Nearly three years ago, the head of the garden education program had operated a small stand on the Pedestrian Mall for the Iowa Arts Festival helping children plant green beans.

And with the city’s need to take down trees in a spot that provided ample sunlight, a perfect opportunity began to bud.

“That was the seed that sprouted, no pun intended,” Koepke said of the idea to start the Public Library-led Children’s Garden.

With the help of Debbie Dunn, assistant librarian for children’s services at the time, the team looked at pushing the dream into a reality.

Koepke said he hopes the children learn life skills such as patience, respect, and nurturance when tending to the garden.

The still-growing beginnings of the fresh urban garden project are kept in by small fencing, and sprouts of new germination can be seen in two beds that sit side-by-side.
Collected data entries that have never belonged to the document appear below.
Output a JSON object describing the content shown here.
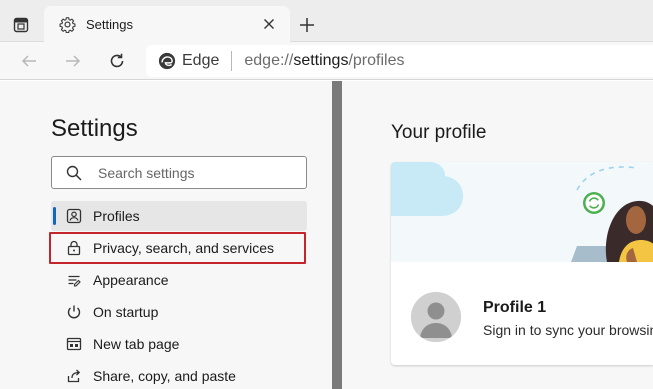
{
  "tab": {
    "title": "Settings",
    "actions_icon": "tab-actions-icon",
    "favicon": "gear-icon",
    "close_icon": "close-icon",
    "new_tab_icon": "plus-icon"
  },
  "toolbar": {
    "back_icon": "back-arrow-icon",
    "forward_icon": "forward-arrow-icon",
    "refresh_icon": "refresh-icon",
    "site_label": "Edge",
    "url_prefix": "edge://",
    "url_strong": "settings",
    "url_suffix": "/profiles"
  },
  "sidebar": {
    "title": "Settings",
    "search": {
      "placeholder": "Search settings"
    },
    "items": [
      {
        "label": "Profiles",
        "icon": "profile-icon"
      },
      {
        "label": "Privacy, search, and services",
        "icon": "lock-icon"
      },
      {
        "label": "Appearance",
        "icon": "appearance-icon"
      },
      {
        "label": "On startup",
        "icon": "power-icon"
      },
      {
        "label": "New tab page",
        "icon": "new-tab-page-icon"
      },
      {
        "label": "Share, copy, and paste",
        "icon": "share-icon"
      }
    ]
  },
  "content": {
    "heading": "Your profile",
    "profile": {
      "name": "Profile 1",
      "subtitle": "Sign in to sync your browsing data"
    }
  },
  "colors": {
    "accent": "#1565c0",
    "highlight_border": "#c4242b",
    "sidebar_bg": "#f7f7f7",
    "tabstrip_bg": "#ededed"
  }
}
After being replanted June 8 during the festival’s Children’s Day celebration, Koepke said the garden is doing well.

In all, the planting and maintenance of 22 species of vegetables and flowers cost Soilmates less than $300 in annual operating costs. With a makeup including peppers, tomatoes, carrots, potatoes, and herbs, Koepke calls it a “Kitchen Salsa Garden.”
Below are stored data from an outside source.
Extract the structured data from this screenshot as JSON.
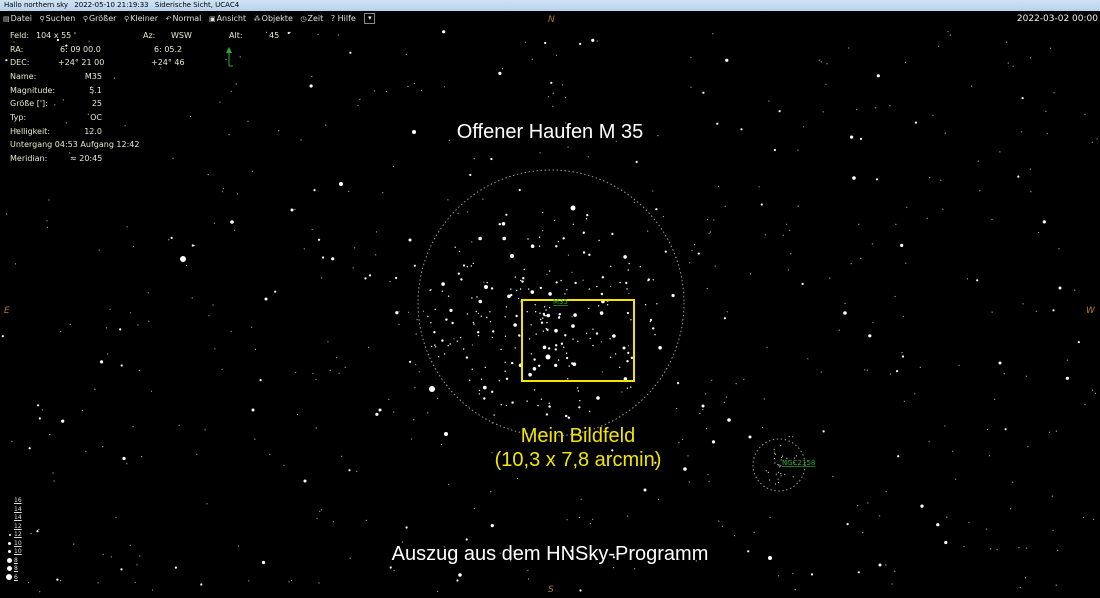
{
  "title_bar": {
    "app": "Hallo northern sky",
    "datetime": "2022-05-10  21:19:33",
    "view": "Siderische Sicht,  UCAC4"
  },
  "menu": [
    {
      "icon": "file-icon",
      "glyph": "▤",
      "label": "Datei"
    },
    {
      "icon": "binoculars-icon",
      "glyph": "⚲",
      "label": "Suchen"
    },
    {
      "icon": "zoom-in-icon",
      "glyph": "⚲",
      "label": "Größer"
    },
    {
      "icon": "zoom-out-icon",
      "glyph": "⚲",
      "label": "Kleiner"
    },
    {
      "icon": "undo-icon",
      "glyph": "↶",
      "label": "Normal"
    },
    {
      "icon": "monitor-icon",
      "glyph": "▣",
      "label": "Ansicht"
    },
    {
      "icon": "objects-icon",
      "glyph": "⁂",
      "label": "Objekte"
    },
    {
      "icon": "clock-icon",
      "glyph": "◷",
      "label": "Zeit"
    },
    {
      "icon": "help-icon",
      "glyph": "",
      "label": "? Hilfe"
    }
  ],
  "dropdown_glyph": "▾",
  "datetime_display": "2022-03-02  00:00",
  "info": {
    "feld_label": "Feld:",
    "feld_value": "104  x   55 '",
    "az_label": "Az:",
    "az_value": "WSW",
    "alt_label": "Alt:",
    "alt_value": "45",
    "ra_label": "RA:",
    "ra_value": "6: 09 00.0",
    "ra_value2": "6: 05.2",
    "dec_label": "DEC:",
    "dec_value": "+24° 21 00",
    "dec_value2": "+24° 46",
    "name_label": "Name:",
    "name_value": "M35",
    "mag_label": "Magnitude:",
    "mag_value": "5.1",
    "size_label": "Größe [']:",
    "size_value": "25",
    "type_label": "Typ:",
    "type_value": "OC",
    "bright_label": "Helligkeit:",
    "bright_value": "12.0",
    "setrise": "Untergang 04:53   Aufgang 12:42",
    "meridian_label": "Meridian:",
    "meridian_value": "≈ 20:45"
  },
  "annotations": {
    "title": "Offener Haufen M 35",
    "field_line1": "Mein Bildfeld",
    "field_line2": "(10,3 x 7,8 arcmin)",
    "source": "Auszug aus dem HNSky-Programm"
  },
  "objects": {
    "m35_label": "M35",
    "ngc_label": "NGC2158"
  },
  "compass": {
    "n": "N",
    "s": "S",
    "e": "E",
    "w": "W"
  },
  "legend": [
    "16",
    "14",
    "14",
    "12",
    "12",
    "10",
    "10",
    "8",
    "8",
    "6"
  ],
  "colors": {
    "label_green": "#2faa2f",
    "frame_yellow": "#f2e600",
    "compass_orange": "#b07a2a"
  }
}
Assistant to the City Manager Geoff Fruin, said the garden has proved to be a “logical partnership” and good opportunity to expand the library to the outdoor space, while offering unique children’s programming options.

Before the start of Children’s Day festivities last year, Koepke began the intensive labor of soil preparation. Children were able to join in the first planting of the new garden on June 3.

But the garden’s efforts have not come without a set of learning curves.

After the garden’s corn suffered damage from high winds that swept through the Pedestrian Mall last summer, Koepke said more root crop have been planted this year.

“We’ve learned from last year’s mistakes,” he said. 

But not only children benefit from the services of the garden.

Once the food is ready to harvest, mature vegetables are donated to Table to Table each Wednesday. The organization then distributes food to 26 organizations throughout the Iowa City area, including the Crisis Center.

Rachael Carlson, a 2012 Children’s Day volunteer and Iowa City UNESCO City of Literature employee, said she worked alongside Koepke to plant, water, and maintain the garden throughout the year. She said she is always amazed at the number of kids that flock by the garden.

“I think it’s a great outreach piece for the library,” she said. “It’s been a way to meet members of our community.”

Children’s service librarian Katherine Habley agrees that the Children’s Garden has been an enormous success, and she noted that no damages have arisen with the garden being planted in such a busy area.

“The community has been very respectful,” she said.

Children’s services coordinator Vickie Pasicznyuk said a story-time period and outdoor gardening work are just two parts to the library’s programming.

“They get to see it from beginning to harvest,” she said. “They watch the whole cycle of growth.”

For 4-year-old Kylie Hoskins, the fun came from planting marigolds last during the garden’s inauguration.

“She loved coming back and check on it,” Twila Finkelstein, Kylie’s Grandmother said.

“It’s amazing how really important life lessons you can learn from gardening,” he said.

Sun radiating against the soil with the garden a small sign can be seen in one of the gardens, with the words “May Peace Prevail on Earth” printed in different language upon its surfaces.

To Koepke this says it all.

“I’ve had a lot of parents approach me saying they started gardening at home because of what their children see in downtown,” he said. “Children are the best teachers. A common language for all people around the world is food.”